Isa wasn’t considered worth sending to the European Championships of that year in Moscow. I had seen him box, in the less exalted environs of Fairfield Halls in Croydon. Isa is tall but spindly for a big man. He didn’t impose himself in the ring, so much so that speaking to him up close I was surprised at the real size of him. He didn’t carry the menace of a heavyweight boxer. In Croydon I watched Isa boxing Dominic Akinlade, a solid lump of a super-heavyweight. Akinlade, a bus driver from the London institution that is the Fitzroy Lodge Amateur Boxing Club, brought a diffident attitude to his boxing. He occupied the centre of the ring but moved little from there.
Isa decided to showboat, staying on the outside, switching to either stance, trying to inject some flair into the bout. He made his work ungainly, his aspirations at nimbleness let down by the lack of grace, and speed, in his feet, legs and hands.

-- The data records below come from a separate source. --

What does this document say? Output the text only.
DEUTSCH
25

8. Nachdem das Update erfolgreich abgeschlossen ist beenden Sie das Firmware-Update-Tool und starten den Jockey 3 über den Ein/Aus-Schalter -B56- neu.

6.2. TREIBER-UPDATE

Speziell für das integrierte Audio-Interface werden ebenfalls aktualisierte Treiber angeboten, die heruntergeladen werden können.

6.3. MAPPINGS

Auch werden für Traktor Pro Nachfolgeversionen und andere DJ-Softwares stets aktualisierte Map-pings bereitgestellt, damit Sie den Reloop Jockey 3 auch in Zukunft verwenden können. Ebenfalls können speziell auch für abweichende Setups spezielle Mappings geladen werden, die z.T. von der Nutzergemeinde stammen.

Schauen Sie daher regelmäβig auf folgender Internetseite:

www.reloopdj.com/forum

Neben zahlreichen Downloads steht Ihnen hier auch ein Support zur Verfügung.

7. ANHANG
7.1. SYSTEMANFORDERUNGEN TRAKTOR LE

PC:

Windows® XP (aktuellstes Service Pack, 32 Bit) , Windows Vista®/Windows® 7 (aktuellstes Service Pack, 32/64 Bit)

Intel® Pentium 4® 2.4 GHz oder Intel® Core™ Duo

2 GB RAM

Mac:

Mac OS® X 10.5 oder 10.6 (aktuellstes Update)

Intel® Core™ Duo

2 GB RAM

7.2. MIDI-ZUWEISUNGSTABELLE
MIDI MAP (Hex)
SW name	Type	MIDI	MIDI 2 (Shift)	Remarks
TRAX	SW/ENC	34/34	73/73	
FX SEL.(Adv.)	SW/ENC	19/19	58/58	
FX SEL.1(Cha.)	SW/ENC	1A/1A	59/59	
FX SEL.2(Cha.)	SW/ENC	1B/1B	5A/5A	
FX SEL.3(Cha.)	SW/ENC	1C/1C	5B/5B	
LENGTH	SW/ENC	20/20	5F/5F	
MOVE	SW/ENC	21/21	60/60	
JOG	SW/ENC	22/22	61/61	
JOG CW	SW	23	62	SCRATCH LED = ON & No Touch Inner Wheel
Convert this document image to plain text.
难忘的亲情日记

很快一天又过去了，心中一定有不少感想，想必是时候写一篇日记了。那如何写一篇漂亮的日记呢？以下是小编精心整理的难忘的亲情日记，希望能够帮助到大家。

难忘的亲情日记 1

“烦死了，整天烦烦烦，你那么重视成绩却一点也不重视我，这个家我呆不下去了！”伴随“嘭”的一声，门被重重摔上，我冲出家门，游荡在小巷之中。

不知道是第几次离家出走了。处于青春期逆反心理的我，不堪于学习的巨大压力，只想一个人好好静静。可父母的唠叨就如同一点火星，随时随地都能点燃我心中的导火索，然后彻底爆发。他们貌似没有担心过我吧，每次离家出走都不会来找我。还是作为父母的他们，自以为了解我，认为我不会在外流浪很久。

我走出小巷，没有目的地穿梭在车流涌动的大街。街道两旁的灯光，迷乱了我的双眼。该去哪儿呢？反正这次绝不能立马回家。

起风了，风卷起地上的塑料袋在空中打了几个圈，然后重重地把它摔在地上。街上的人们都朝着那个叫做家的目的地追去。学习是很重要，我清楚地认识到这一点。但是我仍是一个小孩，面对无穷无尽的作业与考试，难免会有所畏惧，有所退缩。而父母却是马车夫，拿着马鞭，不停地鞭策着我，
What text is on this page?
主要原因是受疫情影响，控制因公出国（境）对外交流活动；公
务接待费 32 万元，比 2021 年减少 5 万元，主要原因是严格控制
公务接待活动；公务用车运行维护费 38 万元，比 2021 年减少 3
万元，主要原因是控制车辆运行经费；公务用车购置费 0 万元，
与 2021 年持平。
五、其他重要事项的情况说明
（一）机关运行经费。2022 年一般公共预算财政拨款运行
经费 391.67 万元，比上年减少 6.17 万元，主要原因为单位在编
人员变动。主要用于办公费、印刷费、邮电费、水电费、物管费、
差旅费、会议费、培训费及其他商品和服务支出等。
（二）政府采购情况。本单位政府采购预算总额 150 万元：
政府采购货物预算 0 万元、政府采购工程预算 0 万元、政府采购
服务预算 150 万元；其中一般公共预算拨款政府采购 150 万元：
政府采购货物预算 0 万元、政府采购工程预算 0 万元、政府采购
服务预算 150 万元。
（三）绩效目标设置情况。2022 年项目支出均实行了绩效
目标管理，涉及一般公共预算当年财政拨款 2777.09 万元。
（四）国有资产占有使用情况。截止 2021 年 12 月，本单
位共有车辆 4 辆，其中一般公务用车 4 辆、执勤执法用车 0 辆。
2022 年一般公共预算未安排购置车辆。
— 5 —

And yet his tools were such to put him near and, for a time, at the top of the domestic super-heavyweight talent pool. He didn’t possess the aura of a world-beater, though he was sent to the Commonwealth Games later in 2010. For Great Britain the Commonwealths are significant, though they do not rank high in the amateur boxing firmament. Its entrants do not include the fearsome Russians and Ukrainians who populate the European Championships, let alone the Kazakhs, Cubans and more who illuminate the Worlds. In that sense the attention victory at the Commonwealths brings a British boxer is disproportionate to the challenge.